The California Supreme Court recently determined that California’s “kin care” statute, which permits an employee to use accrued paid sick leave to care for sick relatives, does not apply to paid sick leave policies that provide for an uncapped number of compensated days off. In McCarther v. Pacific Telesis Group, 225 P.2d 538 (Feb. 18, 2010), a collective bargaining agreement entitled covered employees to paid time off for up to five consecutive days in any seven-day period for the employee’s injury or illness. There was no bank of paid days that accrued over time and no cap on the total number of days of permissible absence. Plaintiff employees contended that they were entitled to use paid sick leave to care for sick family members pursuant to California Labor Code Section 233, which permits employees to use accrued paid sick leave to care for sick relatives.
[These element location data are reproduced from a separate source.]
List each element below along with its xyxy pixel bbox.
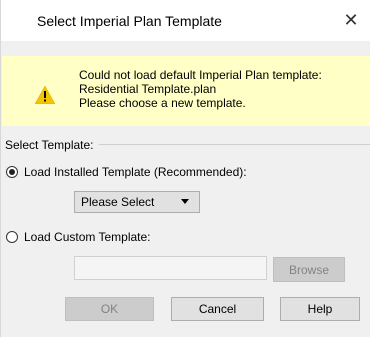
select-template-dialog: Select Imperial Plan Template ✕ Could no… [0,0,370,337]
section-label-select-template: Select Template: [5,138,94,152]
warning-banner: Could not load default Imperial Plan tem… [2,56,370,126]
browse-button[interactable]: Browse [273,257,345,282]
chevron-down-icon [181,199,189,204]
title-bar: Select Imperial Plan Template ✕ [1,0,370,41]
warning-triangle-icon [35,86,55,104]
option-installed-label: Load Installed Template (Recommended): [24,165,247,179]
close-icon: ✕ [343,10,359,30]
radio-installed[interactable] [6,166,18,178]
help-button[interactable]: Help [280,297,360,321]
template-select[interactable]: Please Select [74,191,200,213]
ok-button[interactable]: OK [65,297,154,321]
option-custom-label: Load Custom Template: [24,230,151,244]
section-divider [99,144,370,145]
custom-template-path-input[interactable] [74,256,267,280]
option-custom-template[interactable]: Load Custom Template: [6,230,151,244]
warning-message: Could not load default Imperial Plan tem… [79,68,322,110]
warning-line: Residential Template.plan [79,82,217,96]
option-installed-template[interactable]: Load Installed Template (Recommended): [6,165,247,179]
cancel-button[interactable]: Cancel [171,297,264,321]
warning-line: Could not load default Imperial Plan tem… [79,68,322,82]
warning-line: Please choose a new template. [79,96,246,110]
dialog-title: Select Imperial Plan Template [37,13,222,29]
close-button[interactable]: ✕ [331,0,370,41]
radio-custom[interactable] [6,231,18,243]
template-select-value: Please Select [81,195,155,209]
The trial court disagreed, the Court of Appeals reversed and held for the employees, and the California Supreme Court reversed the Court of Appeals and found in favor of the employer.

The Supreme Court interpreted Section 233 to apply only to policies that provide a measurable, banked amount of sick leave that accrues over time, because Section 233 provides that employees must be permitted to use kin care for at least the amount of leave that would be accrued during a six-month period. The Court observed that Section 233 “cannot sensibly be applied” if the amount of compensated time for sick leave to which an employee might be entitled in six months cannot be determined. Therefore, because the sick leave provision in the labor contract provided no “accrued” sick days and no cap, Section 233 did not apply.

California employers should review their sick leave policies and practices to determine whether they conform to Labor Code Section 233 and this recent decision, keeping in mind that other leave requirements, such as the California Family Rights Act and/or Family and Medical Leave Act, may also impact an employer’s ability to discipline employees for taking time off to care for themselves or ill relatives.